Pensioners caught in a fix

2016-02-09 06:00

WIDESPREAD looting of pensioner and disability grant accounts is continuing despite a campaign by a leading NPO to raise the issue at the highest level.

The Black Sash, an organisation championing human rights, has been campaigning against the illegal deductions since South African Social Security Agency (Sassa) switched beneficiaries to a biometric recognition system, apparently making the account-holder vulnerable to scamsters across the globe.

In October last year, The Witness reported that grant beneficiaries and pensioners across the country had fallen victim to an avalanche of scams that saw money — in the order of 10% to 97% of monthly grant payments — deducted every month.

The deductions are made under the guise of airtime and electricity ­purchases, or small loan repayments.

Black Sash have called for debit deductions to stop and for restrictions on third-party creditor access to bank accounts, referring to Sassa’s tender with Cash Paymaster Services (CPS).

Black Sash has said that 40% of the population is vulnerable to such scams. It said third-party creditors had ­accessed personal information from the database controlled by the service ­provider, and were using dubious methods to market loans, airtime, funeral insurance and other financial products to grant beneficiaries.

Black Sash Cape Town regional manager Colleen Ryan said she had met a 97-year-old woman a week earlier who had only 52 cents left in her account after alleged illegal deductions. “Unfortunately, this is not an unusual problem and February has been the worst month with unlawful deductions so far,” said Ryan.
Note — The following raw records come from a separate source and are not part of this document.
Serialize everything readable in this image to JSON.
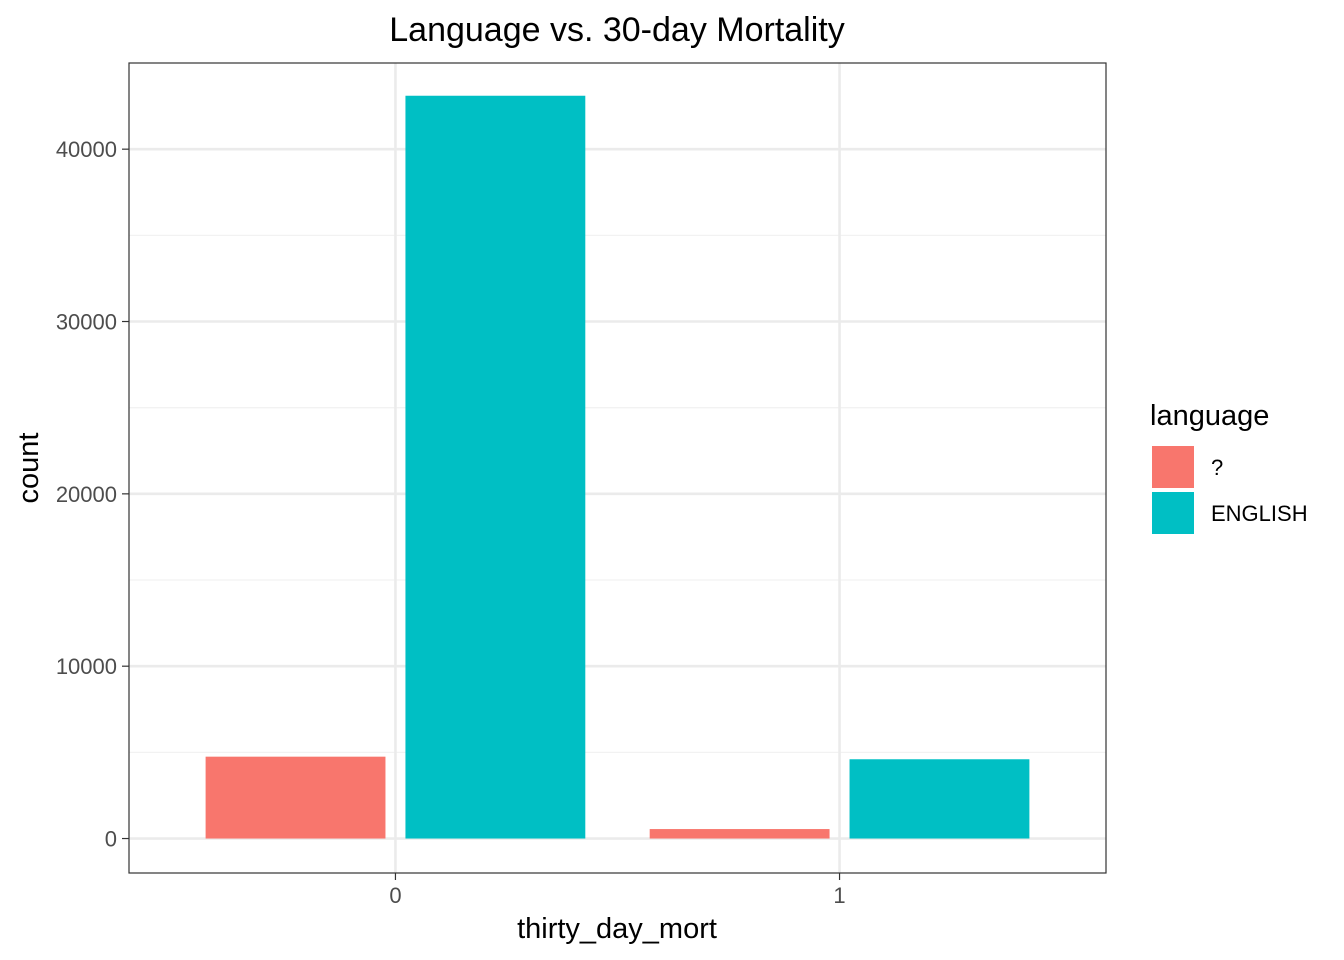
{
  "chart_data": {
    "type": "bar",
    "title": "Language vs. 30-day Mortality",
    "xlabel": "thirty_day_mort",
    "ylabel": "count",
    "categories": [
      "0",
      "1"
    ],
    "series": [
      {
        "name": "?",
        "values": [
          4750,
          550
        ]
      },
      {
        "name": "ENGLISH",
        "values": [
          43100,
          4600
        ]
      }
    ],
    "ylim": [
      -2000,
      45000
    ],
    "yticks": [
      0,
      10000,
      20000,
      30000,
      40000
    ],
    "grid": true,
    "legend": {
      "title": "language",
      "position": "right"
    }
  },
  "colors": {
    "?": "#F8766D",
    "ENGLISH": "#00BFC4",
    "grid_major": "#EBEBEB",
    "grid_minor": "#F2F2F2",
    "panel_border": "#333333"
  }
}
“Sassa has claimed to come up with a system to stop the unlawful deductions but we say this is not so.

“Sassa is supposed to collect the details, load the data onto the system and help the complainant with an affidavit, but often that does not happen. Sassa was given two days to respond to the allegations but failed to do so.
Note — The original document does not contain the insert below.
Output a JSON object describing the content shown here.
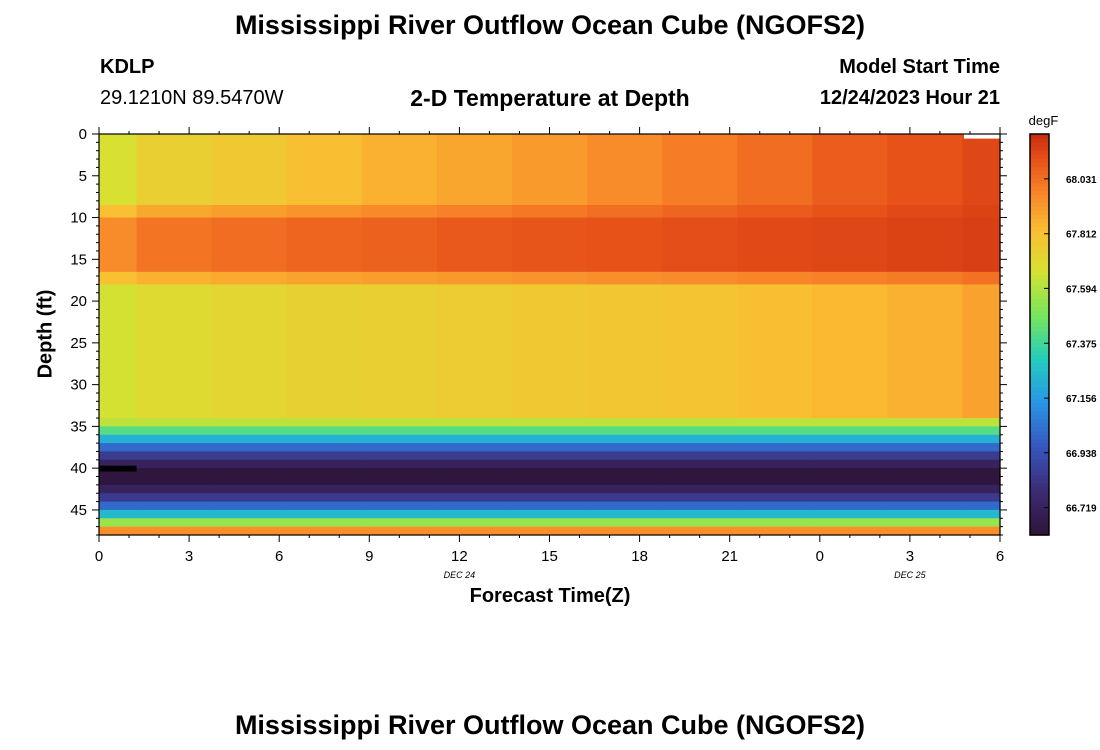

SASSA national spokesperson Kgomoco Diseko said it was not wise to speculate that the “disability grant money had been unlawfully deducted”.

“We need an ID number and contact information of the beneficiary in order to ascertain the reasons behind the alleged deduction.

“Each time an unauthorised deduction is reported and an affidavit submitted, each case is investigated and if it is proved that the deduction was unauthorised, the beneficiary is refunded in the next payment cycle,” said Diseko.

“The current Sassa tender was awarded to Cash Paymaster Services and Sassa will perform that function internally once that contract expires. We advise beneficiaries who experience deductions to contact their Sassa office to report the matter or call 080 060 1011.”